Negué a Dios cuando hice mis estudios en Biología, convencido de que solo la “res extensa” cartesiana podía hacer par con la teoría darwiniana de la que soy un convencido. Años después, al egresar de Sociología, con una formación más bien marxistoide, tampoco hubo espacio para Dios ni para su representación institucional en el mundo: la iglesia. Luego, todo lo que quise saber sobre Él, lo reduje a ciertos determinismos teológicos, quizás más influido por la tesis de la teología de la Liberación con la que llegué a creer -yo de inocente- que la instauración del Reino sería posible en los barrios pobres cundidos de pandilleros y “chuchos” abandonados. Fue cuando me di cuenta de que existía cierto folclorismo ritualístico que compartía el promedio de la feligresía -como mi abuela que le rezaba a San Antonio mientras me “puteaba” al mismo tiempo-, y que no correspondía, ni con los estudios que había alcanzado, ni con las verdaderas enseñanzas de Jesús, tal como yo las interpretaba. Debía haber algo más profundo.

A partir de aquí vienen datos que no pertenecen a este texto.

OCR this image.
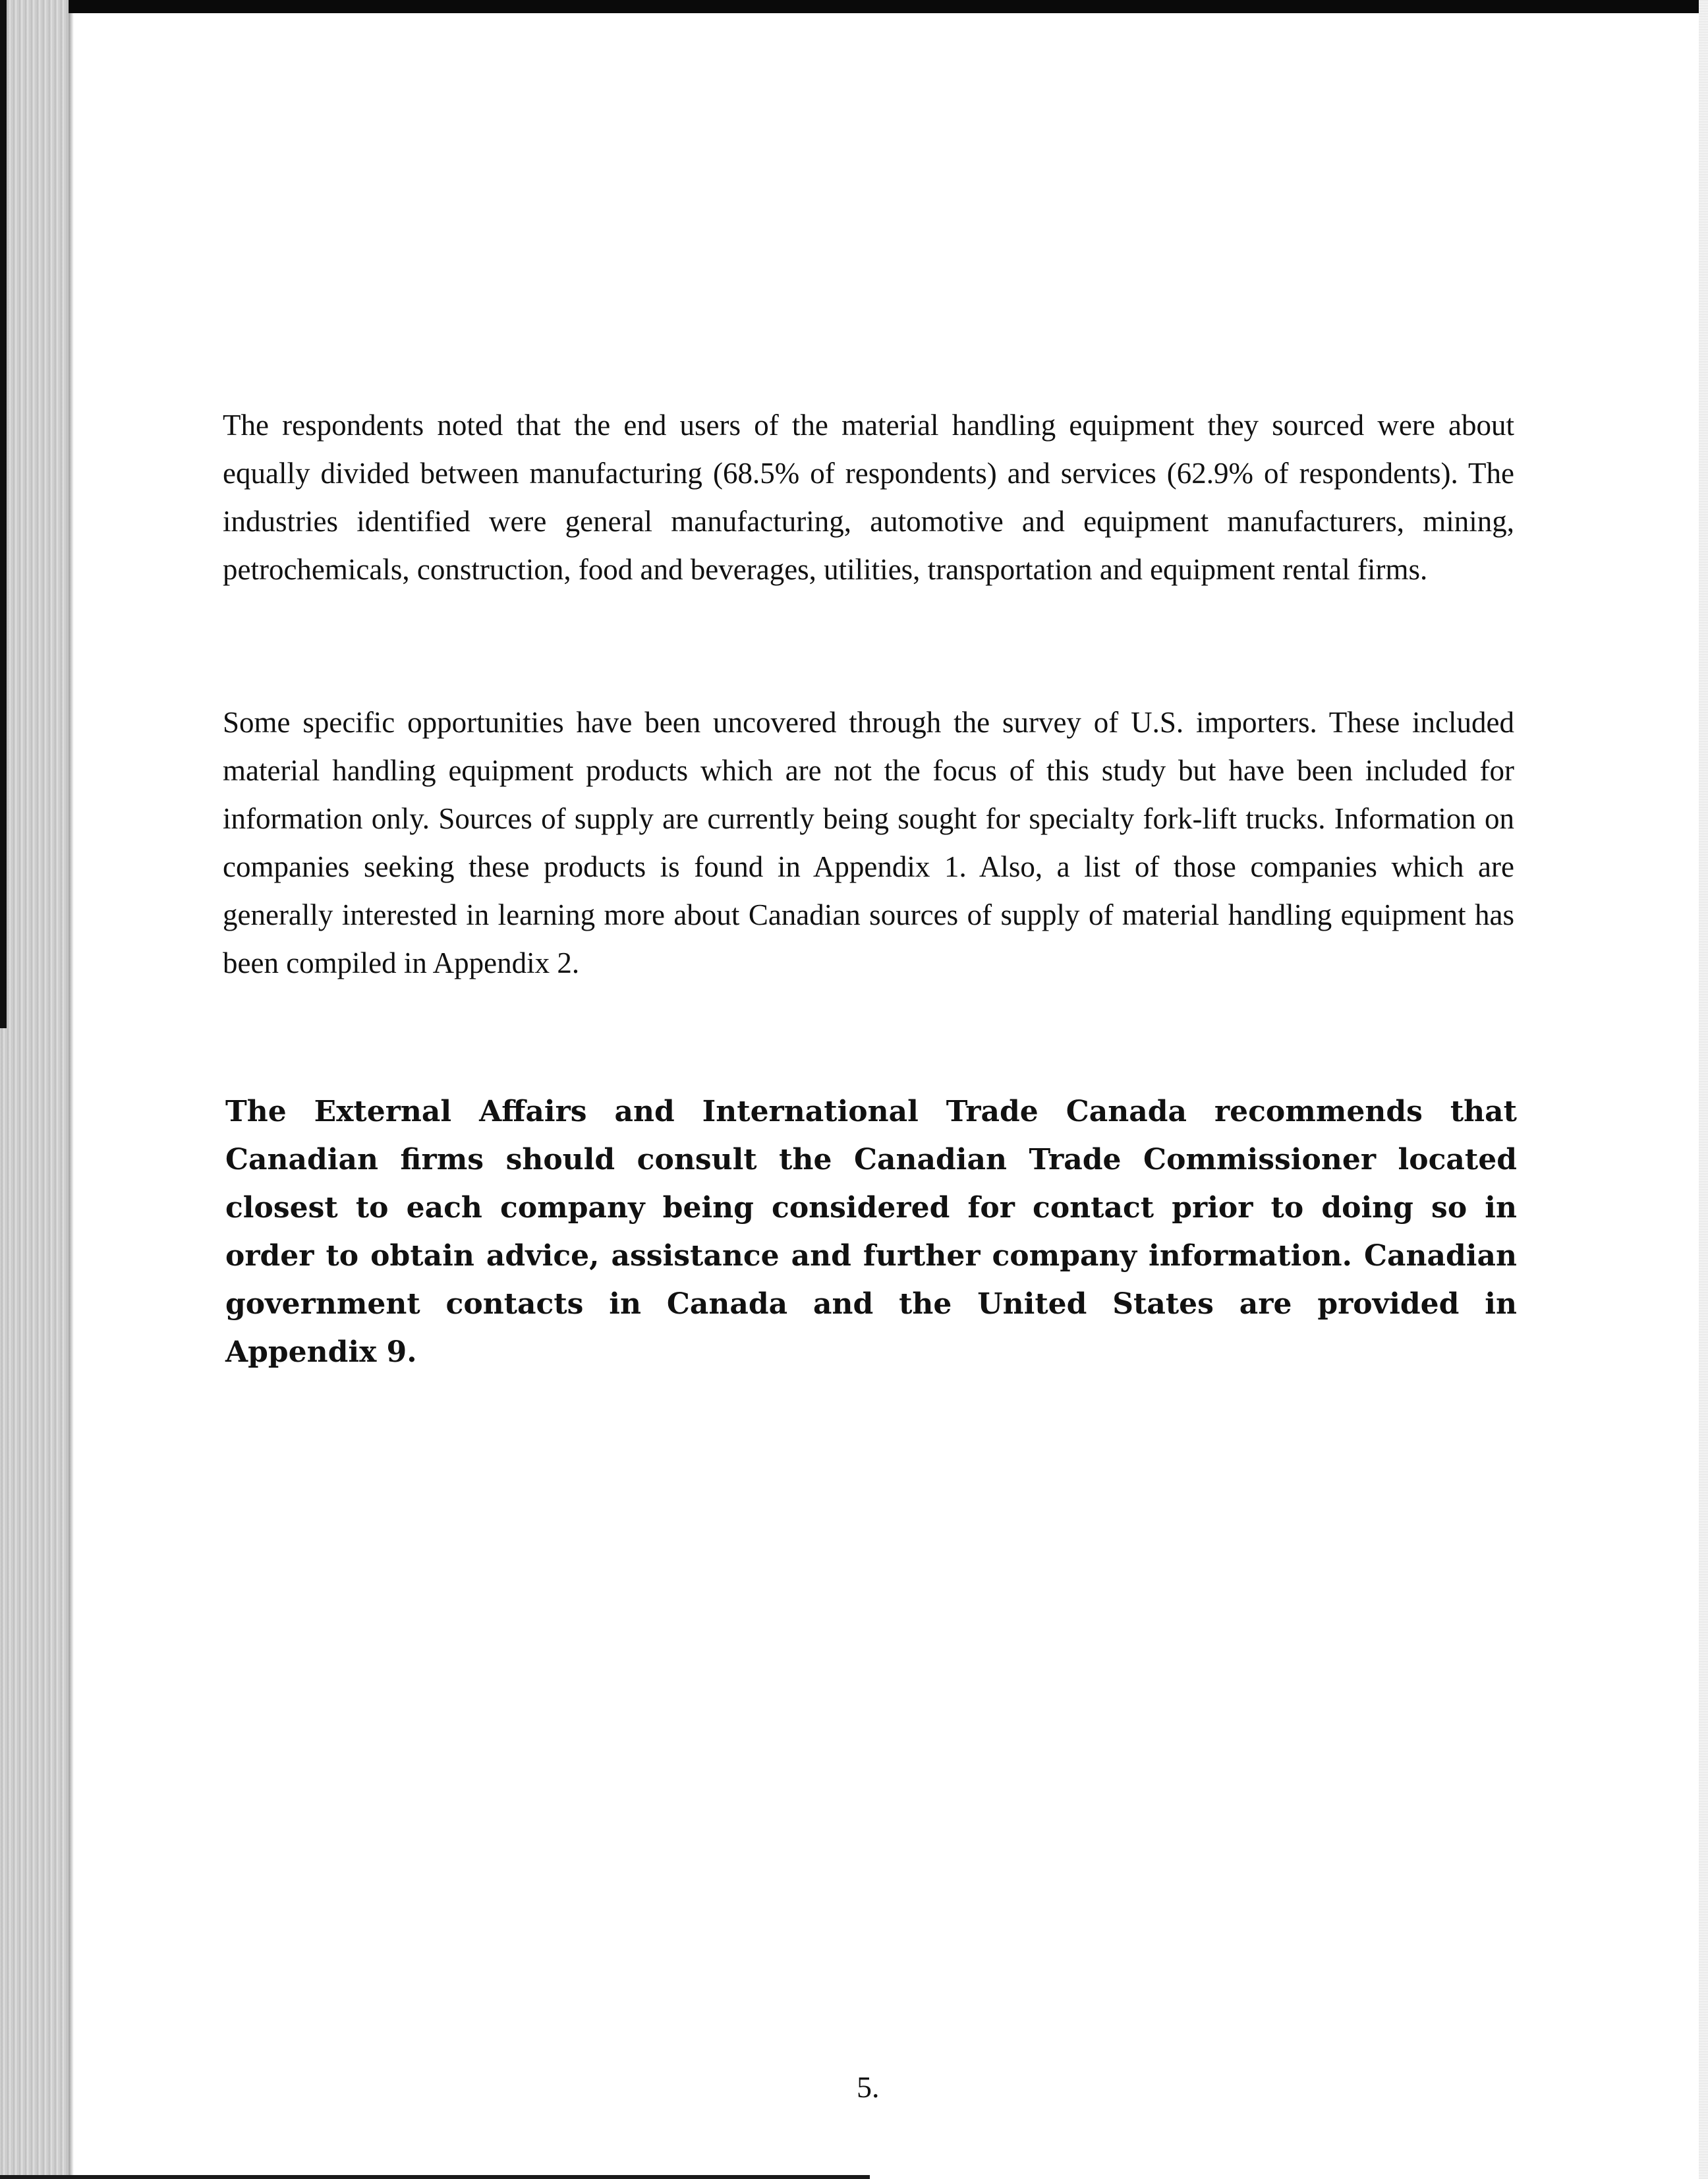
The respondents noted that the end users of the material handling equipment they sourced were about equally divided between manufacturing (68.5% of respondents) and services (62.9% of respondents). The industries identified were general manufacturing, automotive and equipment manufacturers, mining, petrochemicals, construction, food and beverages, utilities, transportation and equipment rental firms.

Some specific opportunities have been uncovered through the survey of U.S. importers. These included material handling equipment products which are not the focus of this study but have been included for information only. Sources of supply are currently being sought for specialty fork-lift trucks. Information on companies seeking these products is found in Appendix 1. Also, a list of those companies which are generally interested in learning more about Canadian sources of supply of material handling equipment has been compiled in Appendix 2.

The External Affairs and International Trade Canada recommends that Canadian firms should consult the Canadian Trade Commissioner located closest to each company being considered for contact prior to doing so in order to obtain advice, assistance and further company information. Canadian government contacts in Canada and the United States are provided in Appendix 9.

5.
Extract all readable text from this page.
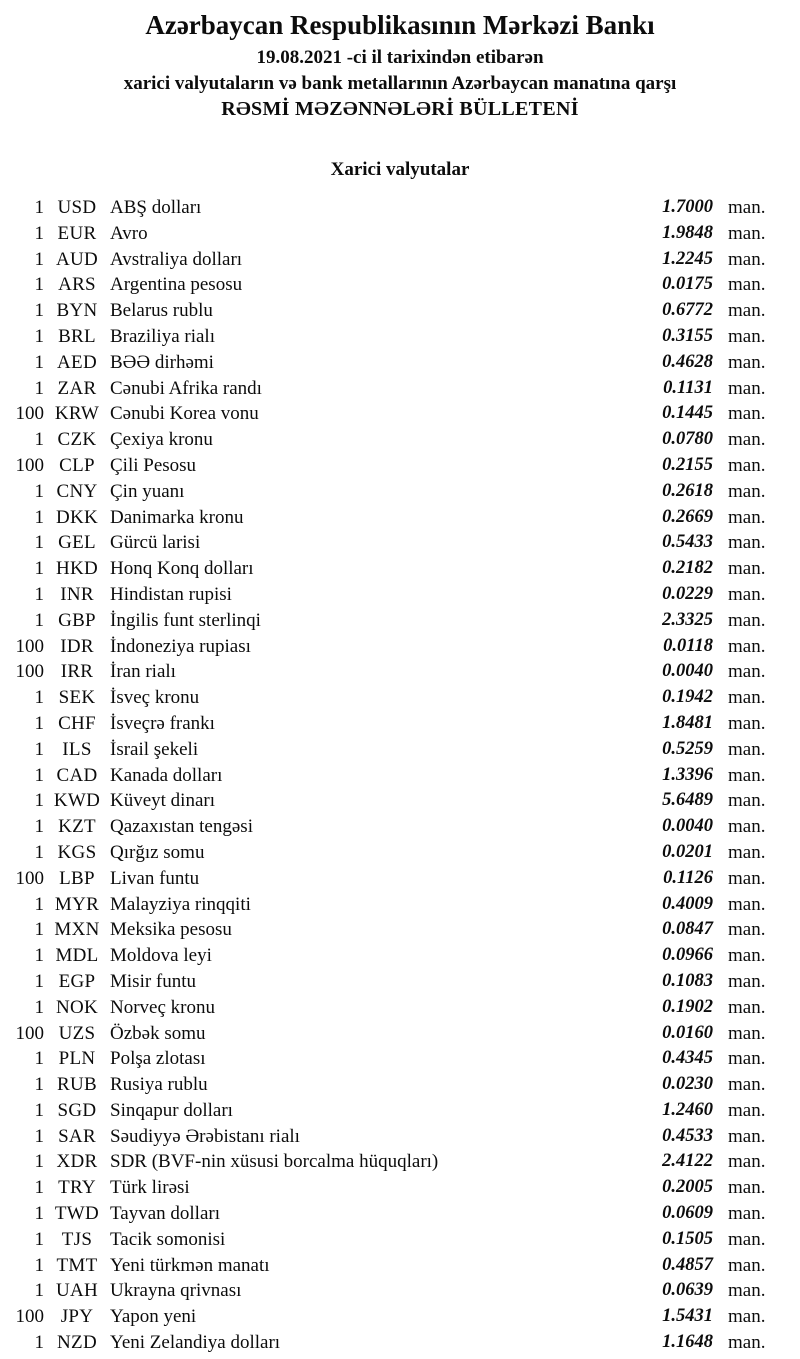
Azərbaycan Respublikasının Mərkəzi Bankı
19.08.2021 -ci il tarixindən etibarən
xarici valyutaların və bank metallarının Azərbaycan manatına qarşı
RƏSMİ MƏZƏNNƏLƏRİ BÜLLETENİ
Xarici valyutalar
1 USD ABŞ dolları	1.7000 man.
1 EUR Avro	1.9848 man.
1 AUD Avstraliya dolları	1.2245 man.
1 ARS Argentina pesosu	0.0175 man.
1 BYN Belarus rublu	0.6772 man.
1 BRL Braziliya rialı	0.3155 man.
1 AED BƏƏ dirhəmi	0.4628 man.
1 ZAR Cənubi Afrika randı	0.1131 man.
100 KRW Cənubi Korea vonu	0.1445 man.
1 CZK Çexiya kronu	0.0780 man.
100 CLP Çili Pesosu	0.2155 man.
1 CNY Çin yuanı	0.2618 man.
1 DKK Danimarka kronu	0.2669 man.
1 GEL Gürcü larisi	0.5433 man.
1 HKD Honq Konq dolları	0.2182 man.
1 INR Hindistan rupisi	0.0229 man.
1 GBP İngilis funt sterlinqi	2.3325 man.
100 IDR İndoneziya rupiası	0.0118 man.
100 IRR İran rialı	0.0040 man.
1 SEK İsveç kronu	0.1942 man.
1 CHF İsveçrə frankı	1.8481 man.
1 ILS İsrail şekeli	0.5259 man.
1 CAD Kanada dolları	1.3396 man.
1 KWD Küveyt dinarı	5.6489 man.
1 KZT Qazaxıstan tengəsi	0.0040 man.
1 KGS Qırğız somu	0.0201 man.
100 LBP Livan funtu	0.1126 man.
1 MYR Malayziya rinqqiti	0.4009 man.
1 MXN Meksika pesosu	0.0847 man.
1 MDL Moldova leyi	0.0966 man.
1 EGP Misir funtu	0.1083 man.
1 NOK Norveç kronu	0.1902 man.
100 UZS Özbək somu	0.0160 man.
1 PLN Polşa zlotası	0.4345 man.
1 RUB Rusiya rublu	0.0230 man.
1 SGD Sinqapur dolları	1.2460 man.
1 SAR Səudiyyə Ərəbistanı rialı	0.4533 man.
1 XDR SDR (BVF-nin xüsusi borcalma hüquqları)	2.4122 man.
1 TRY Türk lirəsi	0.2005 man.
1 TWD Tayvan dolları	0.0609 man.
1 TJS Tacik somonisi	0.1505 man.
1 TMT Yeni türkmən manatı	0.4857 man.
1 UAH Ukrayna qrivnası	0.0639 man.
100 JPY Yapon yeni	1.5431 man.
1 NZD Yeni Zelandiya dolları	1.1648 man.
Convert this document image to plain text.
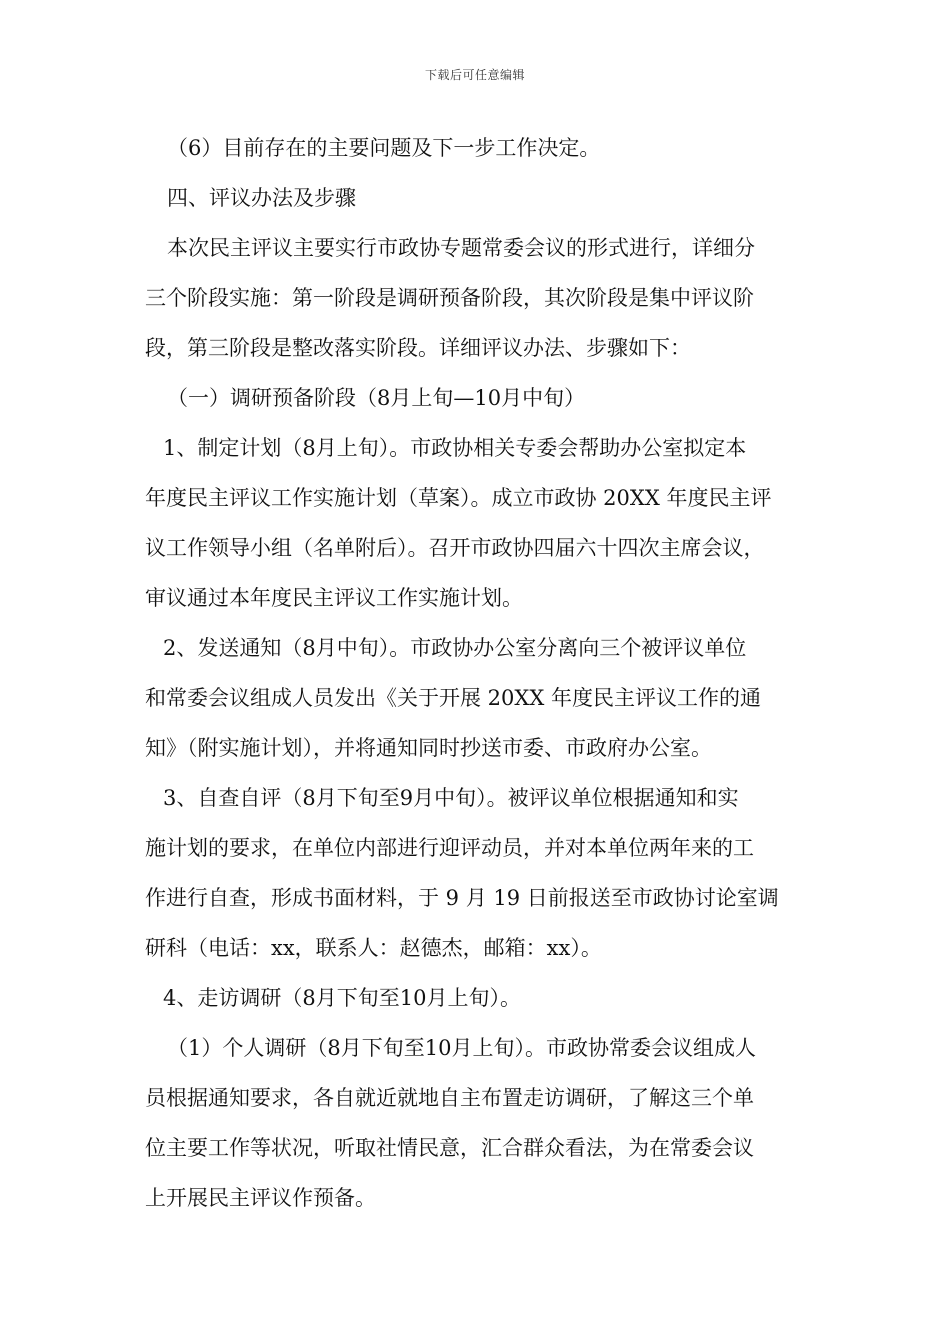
下载后可任意编辑
（6）目前存在的主要问题及下一步工作决定。
四、评议办法及步骤
本次民主评议主要实行市政协专题常委会议的形式进行，详细分
三个阶段实施：第一阶段是调研预备阶段，其次阶段是集中评议阶
段，第三阶段是整改落实阶段。详细评议办法、步骤如下：
（一）调研预备阶段（8月上旬—10月中旬）
1、制定计划（8月上旬）。市政协相关专委会帮助办公室拟定本
年度民主评议工作实施计划（草案）。成立市政协 20XX 年度民主评
议工作领导小组（名单附后）。召开市政协四届六十四次主席会议，
审议通过本年度民主评议工作实施计划。
2、发送通知（8月中旬）。市政协办公室分离向三个被评议单位
和常委会议组成人员发出《关于开展 20XX 年度民主评议工作的通
知》（附实施计划），并将通知同时抄送市委、市政府办公室。
3、自查自评（8月下旬至9月中旬）。被评议单位根据通知和实
施计划的要求，在单位内部进行迎评动员，并对本单位两年来的工
作进行自查，形成书面材料，于 9 月 19 日前报送至市政协讨论室调
研科（电话：xx，联系人：赵德杰，邮箱：xx）。
4、走访调研（8月下旬至10月上旬）。
（1）个人调研（8月下旬至10月上旬）。市政协常委会议组成人
员根据通知要求，各自就近就地自主布置走访调研，了解这三个单
位主要工作等状况，听取社情民意，汇合群众看法，为在常委会议
上开展民主评议作预备。
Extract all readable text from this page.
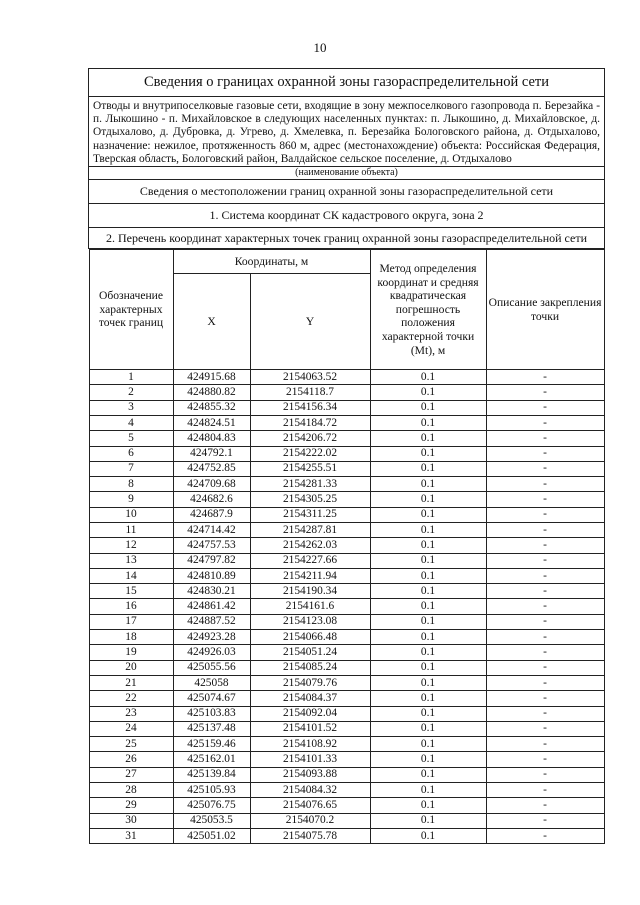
10
Сведения о границах охранной зоны газораспределительной сети
Отводы и внутрипоселковые газовые сети, входящие в зону межпоселкового газопровода п. Березайка - п. Лыкошино - п. Михайловское в следующих населенных пунктах: п. Лыкошино, д. Михайловское, д. Отдыхалово, д. Дубровка, д. Угрево, д. Хмелевка, п. Березайка Бологовского района, д. Отдыхалово, назначение: нежилое, протяженность 860 м, адрес (местонахождение) объекта: Российская Федерация, Тверская область, Бологовский район, Валдайское сельское поселение, д. Отдыхалово
(наименование объекта)
Сведения о местоположении границ охранной зоны газораспределительной сети
1. Система координат СК кадастрового округа, зона 2
2. Перечень координат характерных точек границ охранной зоны газораспределительной сети

Обозначение характерных точек границ	Координаты, м	Метод определения координат и средняя квадратическая погрешность положения характерной точки (Mt), м	Описание закрепления точки
X	Y
1	424915.68	2154063.52	0.1	-
2	424880.82	2154118.7	0.1	-
3	424855.32	2154156.34	0.1	-
4	424824.51	2154184.72	0.1	-
5	424804.83	2154206.72	0.1	-
6	424792.1	2154222.02	0.1	-
7	424752.85	2154255.51	0.1	-
8	424709.68	2154281.33	0.1	-
9	424682.6	2154305.25	0.1	-
10	424687.9	2154311.25	0.1	-
11	424714.42	2154287.81	0.1	-
12	424757.53	2154262.03	0.1	-
13	424797.82	2154227.66	0.1	-
14	424810.89	2154211.94	0.1	-
15	424830.21	2154190.34	0.1	-
16	424861.42	2154161.6	0.1	-
17	424887.52	2154123.08	0.1	-
18	424923.28	2154066.48	0.1	-
19	424926.03	2154051.24	0.1	-
20	425055.56	2154085.24	0.1	-
21	425058	2154079.76	0.1	-
22	425074.67	2154084.37	0.1	-
23	425103.83	2154092.04	0.1	-
24	425137.48	2154101.52	0.1	-
25	425159.46	2154108.92	0.1	-
26	425162.01	2154101.33	0.1	-
27	425139.84	2154093.88	0.1	-
28	425105.93	2154084.32	0.1	-
29	425076.75	2154076.65	0.1	-
30	425053.5	2154070.2	0.1	-
31	425051.02	2154075.78	0.1	-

Cierto día, decidí aceptar la invitación de un amigo para participar de un grupo católico donde hacíamos buenas reflexiones personales y sociales. Me ayudó mucho a enderezar mi sentido axiológico sobre la vida y el mundo. En ese tiempo llegué a entender que la fe no consistía en ganar la lotería, sino en hacer lo correcto para cosechar la paz personal. A partir de ese momento, supe que debía desligarme de la iglesia para no ser del montón -como mi abuela materna-, y vivir la existencia diaria de comunicarme personalmente con Dios Padre, la Virgen María y el Espíritu Santo. Puedo imaginar lo que piensan de mí en este momento, pero ¿qué quieren que les diga? si ya tengo más que probado y comprobado cómo funciona la cosa. Además, para los ateos: el universo tiene que haber sido diseñado por un geómetra muy inteligente, que hizo todo a la perfección, para que unos simples mortales calculen las atracciones planetarias, las cuatro fuerzas del universo, la velocidad de la luz y todas esas cosas que se las achacan a Newton, Einstein o a Hawking; sin olvidar al pobre Oparin que se desquició tratando de encontrar vida en el laboratorio. Pero nada. Fue Dios el creador de todas las cosas.